Alors maintenant, nous aurons du venimeux qui coulera dans nos lacs et nos ruisseaux au lieu de pesticides? Et qu’en est-il de l’influence des venins produits par les plantes sur les bactéries et les champignons du sol? Où se trouvent les tests? Où en sont les études?
Aujourd’hui, lorsque les consommateurs sont finalement informés… par le biais de présentations de lanceurs d’alerte, de graphiques divulgués ou de recherches de brevets… la réaction est celle de l’incrédulité, suivie de l’indignation.
Ce qui est clair, c’est que que vous soyez pour ou contre les cultures génétiquement modifiées, l’utilisation de protéines de venin soulève de sérieuses questions éthiques, médicales et écologiques. Une entreprise alimentaire comme Frito-Lay devrait-elle posséder des brevets sur les pommes de terre productrices de venin?
Les universités devraient-elles accorder des licences pour le riz contenant du scorpion sur le marché mondial? Les consommateurs devraient-ils être informés du contenu de leurs aliments avant de les manger?
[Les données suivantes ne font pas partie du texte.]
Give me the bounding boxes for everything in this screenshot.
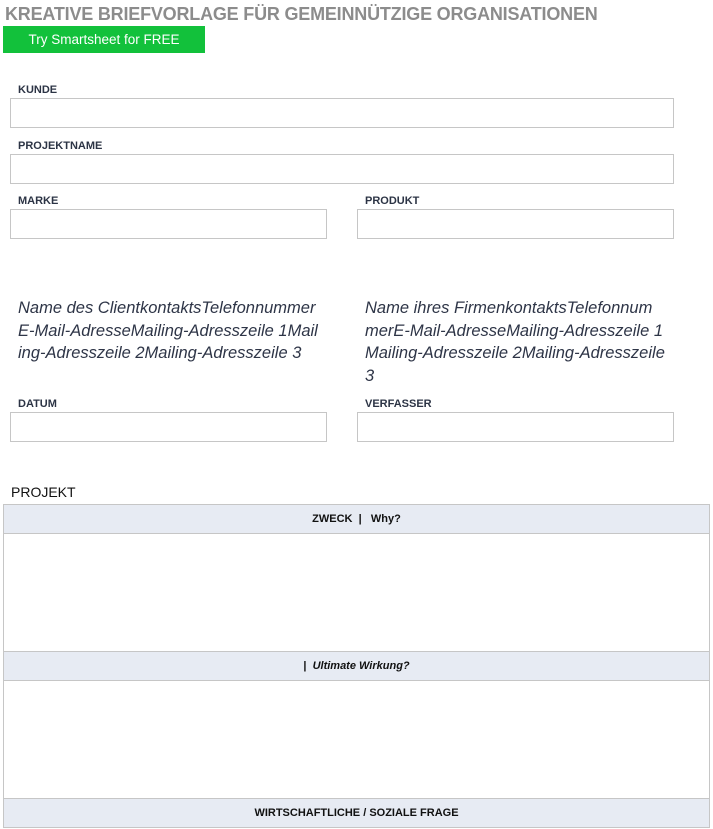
marke-field[interactable] (10, 209, 327, 239)
frage-label: WIRTSCHAFTLICHE / SOZIALE FRAGE (254, 807, 459, 819)
zweck-hint: Why? (370, 513, 401, 525)
company-contact-block: Name ihres FirmenkontaktsTelefonnummerE-Mail-AdresseMailing-Adresszeile 1Mailing-Adresszeile 2Mailing-Adresszeile 3 (365, 299, 665, 385)
wirkung-input[interactable] (4, 681, 709, 798)
client-contact-block: Name des ClientkontaktsTelefonnummerE-Mail-AdresseMailing-Adresszeile 1Mailing-Adresszeile 2Mailing-Adresszeile 3 (18, 299, 318, 362)
wirkung-hint: Ultimate Wirkung? (312, 660, 410, 672)
zweck-label: ZWECK (312, 513, 353, 525)
frage-header (4, 798, 709, 827)
kunde-field[interactable] (10, 98, 674, 128)
projektname-label: PROJEKTNAME (18, 140, 103, 152)
zweck-separator: | (358, 513, 362, 525)
zweck-header (4, 505, 709, 534)
wirkung-header (4, 651, 709, 681)
produkt-label: PRODUKT (365, 195, 420, 207)
projekt-section-title: PROJEKT (11, 484, 76, 500)
zweck-table (3, 504, 710, 828)
zweck-input[interactable] (4, 534, 709, 651)
wirkung-separator: | (303, 660, 307, 672)
projektname-field[interactable] (10, 154, 674, 184)
datum-field[interactable] (10, 412, 327, 442)
try-smartsheet-button[interactable]: Try Smartsheet for FREE (3, 26, 205, 53)
page-title: KREATIVE BRIEFVORLAGE FÜR GEMEINNÜTZIGE ORGANISATIONEN (5, 4, 598, 24)
verfasser-label: VERFASSER (365, 398, 432, 410)
produkt-field[interactable] (357, 209, 674, 239)
kunde-label: KUNDE (18, 84, 58, 96)
marke-label: MARKE (18, 195, 59, 207)
datum-label: DATUM (18, 398, 57, 410)
verfasser-field[interactable] (357, 412, 674, 442)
Si les entreprises de biotechnologie et les institutions publiques sont confiantes dans la sécurité et les avantages de cette technologie, elles devraient accueillir un débat éclairé et un étiquetage transparent. Tout ce qui est inférieur commence à ressembler de moins à de l’innovation qu’à de la dissimulation.
Tout cela me rappelle le COVID et l’affirmation « sûre et efficace » des fabricants de vaccins, des médias et de notre propre gouvernement. Rappelez-vous aussi l’attaque financée par les « vérificateurs de faits » de l’argent contre quiconque remettait en question le récit de l’argent. Des mensonges, des mensonges et encore des mensonges. Regardez une rediffusion paradigmatique de cette tromperie dans le nouveau récit des graines de tromperie OGM.
L’application de la biotechnologie du venin dans l’agriculture est peut-être l’un des développements les plus choquants de la science alimentaire dont personne ne vous a parlé. Il touche à tout, de la sécurité alimentaire et du pouvoir des entreprises à l’éthique médicale et à la gestion de l’environnement.
Alors que cette technologie continue de progresser sans garde-fous, une chose est certaine: le public mérite une place à la table… et une compréhension complète de ce qui est servi. La dernière chose que vous voulez pour votre famille est une récolte qui a l’air belle mais qui est toxique.